Proposal: Migrate most of the Packagecloud components to k8s/GCP
Summary
packagecloud:enterprise is the application that powers packages.gitlab.com, which is our distribution site for packages. It is where users can download our DEB and RPM packages for many Linux distributions.
There are a number of components that make Packagecloud tick. The majority of them (package uploading, indexing, serving) live on a SPoF VM in AWS. Over time, we have moved some services off the VM that can be served by managed services (Redis, DB), however the VM remains a SPoF. It has been the source of many incidents over time including recent ones due to the instance becoming overwhelmed during package publishing.
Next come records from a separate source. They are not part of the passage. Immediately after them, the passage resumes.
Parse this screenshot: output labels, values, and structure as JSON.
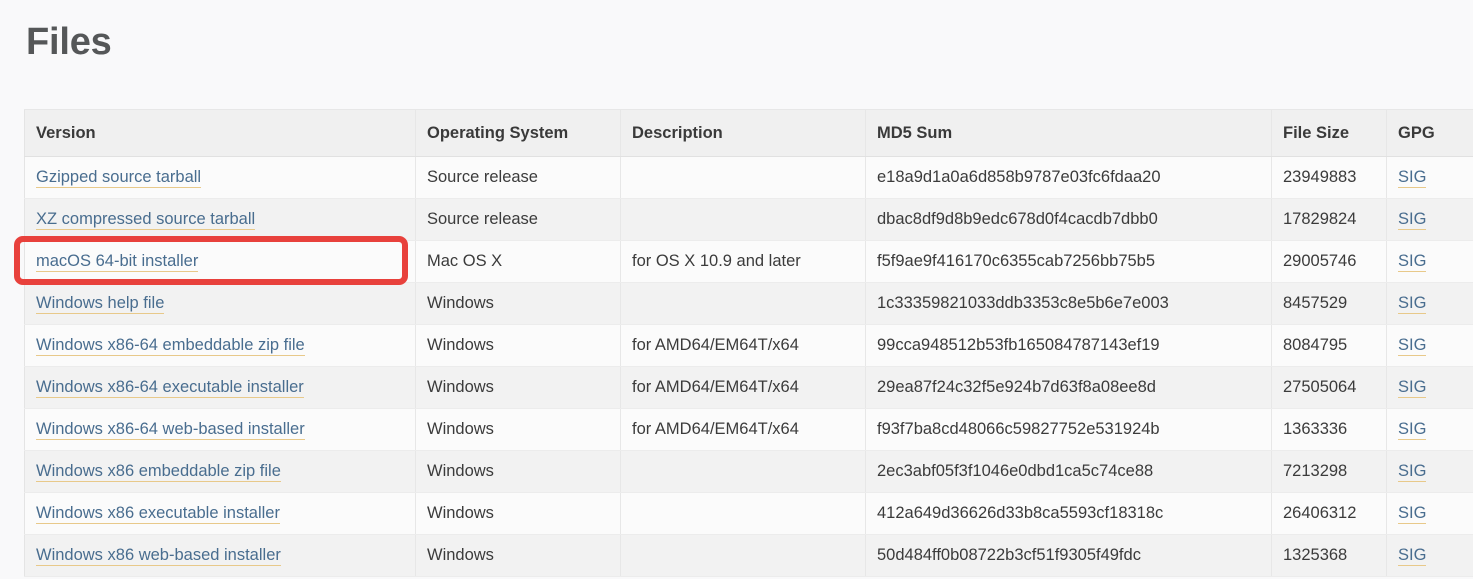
{
  "page": {
    "title": "Files",
    "accent_link_color": "#496d8f",
    "link_underline_color": "#e8c98a",
    "highlight_color": "#e8413c",
    "header_bg": "#f0f0f0",
    "row_odd_bg": "#fbfbfb",
    "row_even_bg": "#f2f2f2"
  },
  "table": {
    "columns": [
      "Version",
      "Operating System",
      "Description",
      "MD5 Sum",
      "File Size",
      "GPG"
    ],
    "gpg_label": "SIG",
    "rows": [
      {
        "version": "Gzipped source tarball",
        "os": "Source release",
        "description": "",
        "md5": "e18a9d1a0a6d858b9787e03fc6fdaa20",
        "size": "23949883",
        "gpg": "SIG"
      },
      {
        "version": "XZ compressed source tarball",
        "os": "Source release",
        "description": "",
        "md5": "dbac8df9d8b9edc678d0f4cacdb7dbb0",
        "size": "17829824",
        "gpg": "SIG"
      },
      {
        "version": "macOS 64-bit installer",
        "os": "Mac OS X",
        "description": "for OS X 10.9 and later",
        "md5": "f5f9ae9f416170c6355cab7256bb75b5",
        "size": "29005746",
        "gpg": "SIG"
      },
      {
        "version": "Windows help file",
        "os": "Windows",
        "description": "",
        "md5": "1c33359821033ddb3353c8e5b6e7e003",
        "size": "8457529",
        "gpg": "SIG"
      },
      {
        "version": "Windows x86-64 embeddable zip file",
        "os": "Windows",
        "description": "for AMD64/EM64T/x64",
        "md5": "99cca948512b53fb165084787143ef19",
        "size": "8084795",
        "gpg": "SIG"
      },
      {
        "version": "Windows x86-64 executable installer",
        "os": "Windows",
        "description": "for AMD64/EM64T/x64",
        "md5": "29ea87f24c32f5e924b7d63f8a08ee8d",
        "size": "27505064",
        "gpg": "SIG"
      },
      {
        "version": "Windows x86-64 web-based installer",
        "os": "Windows",
        "description": "for AMD64/EM64T/x64",
        "md5": "f93f7ba8cd48066c59827752e531924b",
        "size": "1363336",
        "gpg": "SIG"
      },
      {
        "version": "Windows x86 embeddable zip file",
        "os": "Windows",
        "description": "",
        "md5": "2ec3abf05f3f1046e0dbd1ca5c74ce88",
        "size": "7213298",
        "gpg": "SIG"
      },
      {
        "version": "Windows x86 executable installer",
        "os": "Windows",
        "description": "",
        "md5": "412a649d36626d33b8ca5593cf18318c",
        "size": "26406312",
        "gpg": "SIG"
      },
      {
        "version": "Windows x86 web-based installer",
        "os": "Windows",
        "description": "",
        "md5": "50d484ff0b08722b3cf51f9305f49fdc",
        "size": "1325368",
        "gpg": "SIG"
      }
    ]
  },
  "annotation": {
    "target_row_index": 2,
    "target_label": "macOS 64-bit installer"
  }
}
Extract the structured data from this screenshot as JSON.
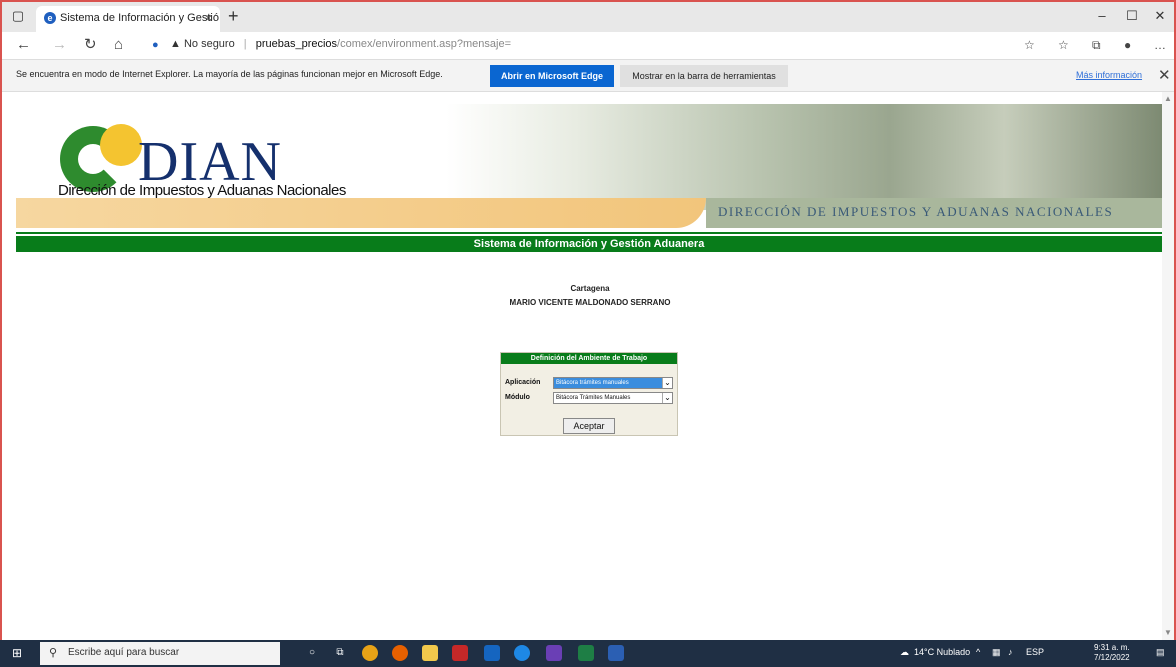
{
  "window": {
    "tab_title": "Sistema de Información y Gestió",
    "tab_close": "×",
    "new_tab": "+",
    "minimize": "–",
    "restore": "☐",
    "close": "✕"
  },
  "address_bar": {
    "security_label": "No seguro",
    "host": "pruebas_precios",
    "path": "/comex/environment.asp?mensaje="
  },
  "infobar": {
    "message": "Se encuentra en modo de Internet Explorer. La mayoría de las páginas funcionan mejor en Microsoft Edge.",
    "open_edge_label": "Abrir en Microsoft Edge",
    "show_toolbar_label": "Mostrar en la barra de herramientas",
    "more_info_label": "Más información",
    "close": "✕"
  },
  "banner": {
    "logo_text": "DIAN",
    "logo_subtitle": "Dirección de Impuestos y Aduanas Nacionales",
    "caption": "DIRECCIÓN DE IMPUESTOS Y ADUANAS NACIONALES"
  },
  "page": {
    "system_title": "Sistema de Información y Gestión Aduanera",
    "city": "Cartagena",
    "user_name": "MARIO VICENTE MALDONADO SERRANO"
  },
  "form": {
    "title": "Definición del Ambiente de Trabajo",
    "application_label": "Aplicación",
    "application_value": "Bitácora trámites manuales",
    "module_label": "Módulo",
    "module_value": "Bitácora Trámites Manuales",
    "accept_label": "Aceptar"
  },
  "taskbar": {
    "search_placeholder": "Escribe aquí para buscar",
    "weather": "14°C Nublado",
    "language": "ESP",
    "time": "9:31 a. m.",
    "date": "7/12/2022"
  },
  "colors": {
    "dian_green": "#087c1a",
    "dian_blue": "#15306d",
    "edge_button": "#0a66d1",
    "taskbar": "#1f2f44"
  }
}
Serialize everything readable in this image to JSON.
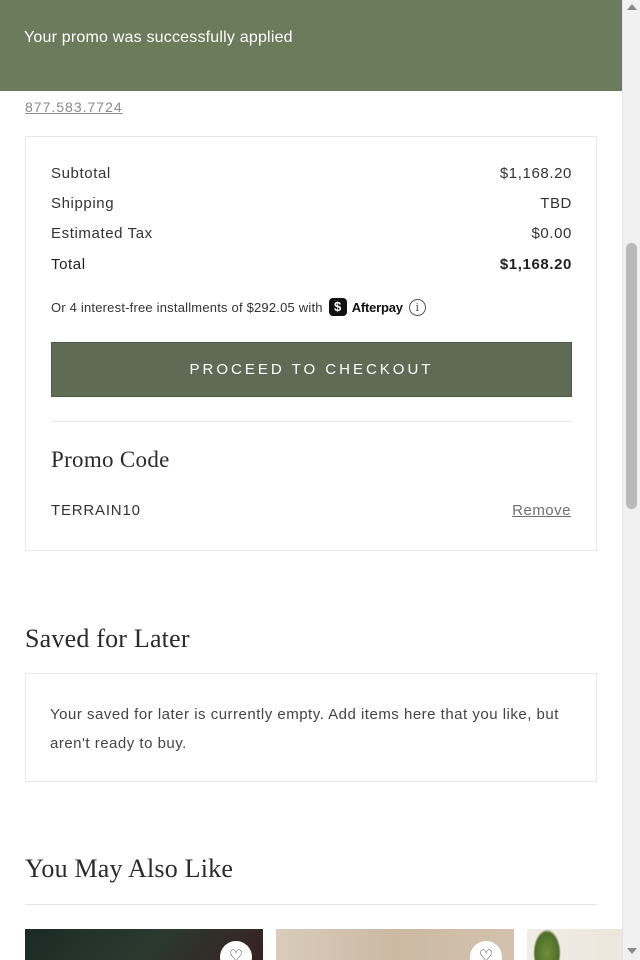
{
  "toast": {
    "message": "Your promo was successfully applied"
  },
  "contact": {
    "phone": "877.583.7724"
  },
  "summary": {
    "rows": [
      {
        "label": "Subtotal",
        "value": "$1,168.20"
      },
      {
        "label": "Shipping",
        "value": "TBD"
      },
      {
        "label": "Estimated Tax",
        "value": "$0.00"
      },
      {
        "label": "Total",
        "value": "$1,168.20"
      }
    ],
    "afterpay_text": "Or 4 interest-free installments of $292.05 with",
    "afterpay_brand": "Afterpay",
    "afterpay_badge": "$",
    "checkout_label": "PROCEED TO CHECKOUT"
  },
  "promo": {
    "title": "Promo Code",
    "code": "TERRAIN10",
    "remove_label": "Remove"
  },
  "saved_for_later": {
    "title": "Saved for Later",
    "empty_message": "Your saved for later is currently empty. Add items here that you like, but aren't ready to buy."
  },
  "recommendations": {
    "title": "You May Also Like",
    "heart_glyph": "♡"
  },
  "colors": {
    "toast_bg": "#6b7b5c",
    "checkout_bg": "#5f6b55"
  }
}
This issue is a proposal to migrate most of the Packagecloud components from AWS to k8s in GCP. The only components that will have to remain in AWS (due to a hard dependency within Packagecloud) are the S3 bucket and CloudFront (CDN).
What problems are we trying to solve?
The main problem we're trying to solve here is to remove the SPoF. The question is whether we invest minimum time & effort into making it work in AWS (e.g., go from a single VM to an ASG) or instead invest more time & effort but end up in a much better place.
Some of the benefits in migrating to k8s/GCP are:
- Easier to maintain; the majority of our services are hosted on k8s & GCP
- Reduces complexity for SREs by running the service using our standard model (GCP + k8s)
- We get autoscaling for free
- We wouldn't have an expensive (currently
c5a.8xlarge
) VM dedicated to packagecloud, which is normally fairly idle until package uploads happen - We remove another service from chef
- Could potentially be cheaper given our arrangement with GCP?
Some of the drawbacks:
- It will take considerably more time & effort to achieve
- Not the standard documented Packagecloud deployment method (k8s & split GCP/AWS architecture), however this has been discussed with Packagecloud Support and no red flags. Their hosted packagecloud offering runs on k8s.
Current Architecture
![](/-/project/1304532/uploads/e3e6a627074d456d5934a2289c06758d/image.png)
Proposed Architecture
![](/-/project/1304532/uploads/9c75456abadf2247eff36bef6d037386/image.png)
The majority of the cross-cloud traffic would come from package uploads & indexing. The package serving is handled by Unicorn querying the DB for the packages and returning a redirect to CloudFront so there wouldn't be any (afaik) cross-cloud traffic when serving packages.
Other options
Leaving it all as is
This would leave a fairly critical service with a SPoF.
Switch to an ASG and leave it all in AWS
That's certainly an option as mentioned in the issue description. This would be less effort than the proposed solution, however it will still leave us with a service running on dedicated VMs in AWS.
Why Packagecloud? We could do it ourselves?
We could, but that's a much bigger project as it would be a cross-team effort. Packagecloud is embedded into our tooling and used by other teams, so it would require some cross-team collaboration. It probably wouldn't be at the top of the priority list given the lack of urgency as the service works.